There is already an answer on the link you posted, but I will try to solve it here.
"On the day after Halloween, Kabir had 5 times as much candy as Sam. If Kabir gives 18 pieces of candy to Sam, they will each have the same amount. How many pieces of candy do they have in all?"
If we make a variable for the number of candies Sam has, s, we can put everything in terms of s when we solve this. Because we know that Kabir had 5 times as much candy as Sam, we can make that expression:
5x = Kabir's candy
Now, we can figure out the second equation needed to figure out the answer. If Kabir gives Sam 18 candies, they will have the same amount. So:
5x - 18 = 3x
(I got 3x by dividing the total amount of candy by two, because they will have the same amount of candy once the exchange is done)

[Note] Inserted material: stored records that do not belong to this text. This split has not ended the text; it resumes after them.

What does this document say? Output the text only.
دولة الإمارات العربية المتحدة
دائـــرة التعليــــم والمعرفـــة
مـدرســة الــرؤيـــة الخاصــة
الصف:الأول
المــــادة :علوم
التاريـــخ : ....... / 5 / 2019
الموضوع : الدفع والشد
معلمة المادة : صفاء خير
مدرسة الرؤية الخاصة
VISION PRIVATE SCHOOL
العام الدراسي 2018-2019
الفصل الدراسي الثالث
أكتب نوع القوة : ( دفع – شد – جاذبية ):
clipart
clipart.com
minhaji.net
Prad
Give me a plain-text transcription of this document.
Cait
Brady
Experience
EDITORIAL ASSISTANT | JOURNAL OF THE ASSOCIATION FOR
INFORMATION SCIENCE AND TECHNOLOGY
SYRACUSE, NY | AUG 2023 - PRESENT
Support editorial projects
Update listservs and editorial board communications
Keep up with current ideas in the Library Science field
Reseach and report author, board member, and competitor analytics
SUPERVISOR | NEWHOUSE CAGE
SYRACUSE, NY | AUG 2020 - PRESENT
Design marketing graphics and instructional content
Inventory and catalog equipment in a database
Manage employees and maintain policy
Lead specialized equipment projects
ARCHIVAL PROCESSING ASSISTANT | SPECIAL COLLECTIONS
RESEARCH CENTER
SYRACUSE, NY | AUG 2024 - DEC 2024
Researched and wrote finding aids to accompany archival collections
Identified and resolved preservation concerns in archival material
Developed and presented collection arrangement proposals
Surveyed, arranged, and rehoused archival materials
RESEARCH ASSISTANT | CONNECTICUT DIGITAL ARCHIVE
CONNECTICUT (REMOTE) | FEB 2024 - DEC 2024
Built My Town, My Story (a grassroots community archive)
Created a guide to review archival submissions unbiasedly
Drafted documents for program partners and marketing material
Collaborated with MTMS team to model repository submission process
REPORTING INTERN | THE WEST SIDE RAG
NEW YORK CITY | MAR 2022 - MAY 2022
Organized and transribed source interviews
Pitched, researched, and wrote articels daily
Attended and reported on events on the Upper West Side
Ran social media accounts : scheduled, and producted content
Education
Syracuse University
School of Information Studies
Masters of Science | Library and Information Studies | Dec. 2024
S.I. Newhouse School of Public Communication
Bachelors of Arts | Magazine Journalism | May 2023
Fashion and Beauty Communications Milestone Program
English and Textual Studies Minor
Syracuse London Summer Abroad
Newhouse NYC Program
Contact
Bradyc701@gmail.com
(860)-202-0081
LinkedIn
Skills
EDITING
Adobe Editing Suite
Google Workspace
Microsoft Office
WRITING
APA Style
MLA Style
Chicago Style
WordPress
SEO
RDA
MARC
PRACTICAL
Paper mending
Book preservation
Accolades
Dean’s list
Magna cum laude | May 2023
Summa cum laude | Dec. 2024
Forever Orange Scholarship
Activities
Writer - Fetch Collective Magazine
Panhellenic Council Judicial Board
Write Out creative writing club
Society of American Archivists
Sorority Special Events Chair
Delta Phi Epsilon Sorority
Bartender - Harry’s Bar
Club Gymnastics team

Now, we can solve the equation for x.
5x - 18 = 3x
(Subtract 3x from both sides)
2x - 18 = 0
(Add 18 to both sides)
2x = 18
(Divide both sides by 2)
x = 9
Now we can figure out the total amount by multipling x by 6. As I said above, the total amount of candy is 6x.
6x = Total
6 * (9) = Total
56 = Total
The total amount of candy that both boys have is 56 pieces of candy.
Thanks for your efforts Notguest but please next time answer on the original thread.
It would be nice if you went back to the original and put another post linking your answer here with the others.
I mean a post with a link to your answer here.
Alright, but the thing is, there was already an answer that mostly gives my reasoning on the same thread in the link posted at the time of my post here, so would it still be wise to put a link there? I also have no way of knowing that the person who wrote that thread was the same as the one who wrote this one, because they could have created an account in the time in between. I was just explaining here so that the person who wrote this thread would definitely see my answer, but I'll post a link there anyways.
You can leave a little note on this thread to say that you have answered on the original. (That is what I do)
That way at least anybody who is perusing questions can see all of the answers that have been provided.
I have not looked at any of the answers in full but if your answer is the same as another earlier one, what was the purpose in providing it again?
I see your answer has a lot of detail and that is great and maybe that really did help the asker .... but maybe you could consider asking the poster what it is that he/she does not understand about the earlier answers.
Sometimes it can be something quite simple, that more detail still does not address.
If you can get the asker to interact with you you will be able to teach them MUCH more effectively.
Anyway, thanks for providing such a detailed answer.